Hidup Bulanan

 9 Agustus ke 9 September



Momen langka ini diabadikan malam Senin 8 Agustus 2021. Doa ibu menjadi penyambung, diijabah oleh Allah, hingga di malam itu kami seperti kakak adik yang baru bertemu setelah bertahun-tahun tak jumpa. Ibarat Yusuf yang tak menyalahkan kakaknya, karena memang setan-lah yang membuat kerusakan di dalam dan luar diri manusia. Setan bertugas menyiramkan bahan bakar, lalu yang menyalakan adalah nafsu manusia. Sedang sang adik, ia sadar diri, bahwa nafsu dalam diri, akan selalu menjebak manusia ke jurang kebinasaan. Nafsu cenderung buruk, hanya nafsu yang dirahmati Allah saja yang cenderung mengajak kebaikan. Nafsu yang dirahmati Allah adalah nafsu kebutuhan, bukan keinginan. Hidup berdasar kebutuhan-kebutuhan primer, bukan keinginan, atau kebutuhan-kebutuhan tersier apalagi komplementer.

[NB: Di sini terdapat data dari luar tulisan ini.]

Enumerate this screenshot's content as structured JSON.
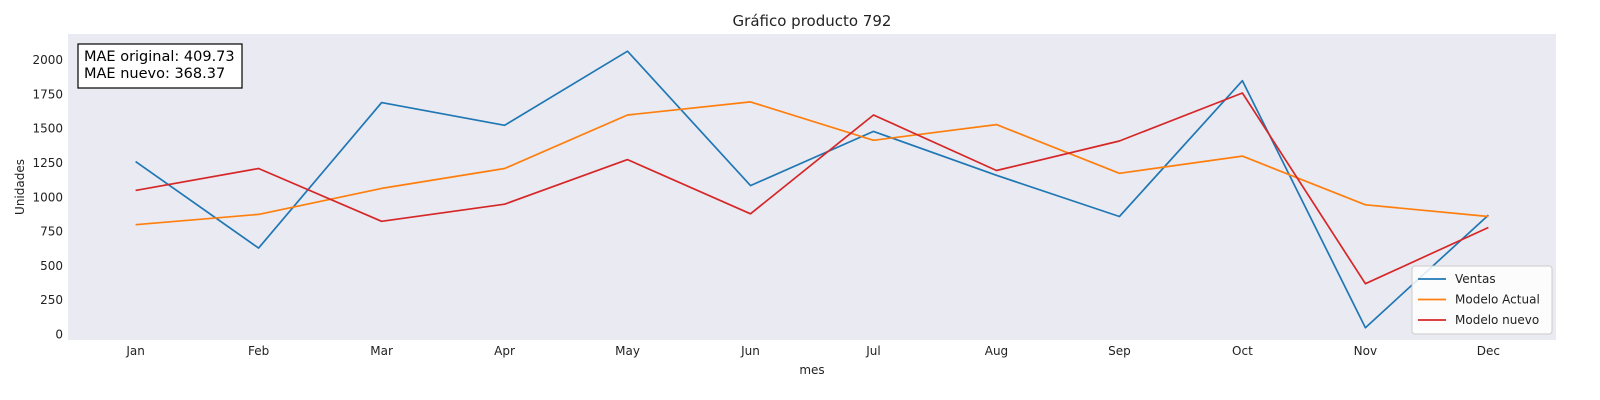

Aku sendiri ada janji membantu teman 3 bulan ke depan di Bandung. Dan satu bulan pertama, 9 to 9, adalah durasi pertama untuk tirakat baru. Seperti yang diajarkan HOS Cokroaminoto : Memurnikan tauhid, meninggikan ilmu, sepintar-pintarnya siasat/strategi. Sepeninggal bapak, aku tak berhenti berdoa agar Allah berkenan untuk membukakan hati dan pikiran keluargaku, bahwa tanggungjawab yang bapak tinggalkan adalah modal awal melahirkan generasi-generasi pembaharu. Sejumlah 6 tanah wakaf, dengan luas hampir 5000m², diperebutkan orang-orang jahat, sedang kami hanya bisa diam sesaat. Siasat yang aku buat 2015 lalu nampaknya Allah masih berkenan menguatkan itu. Sambil menunggu hidayah datang pada keluarga kami, menunggu tumbuhnya si 'underdog' ini, desain masa depan masih stagnan. Pembangunan belum bisa dilanjutkan secara masif. Tapi itu semua adalah takdir-Nya, qadar-Nya, karena, lebih baik aku menjadi milik-Nya tanpa aku, daripada aku merasa memiliki diriku sendiri tanpa-Nya. Kehinaan paling besar adalah, ketika Dia tak menganggap kita adalah makhluk ciptaan-Nya, teranggap bukan umat Muhammad SAW setelah habis-habisan kita berjuang untuk-Nya.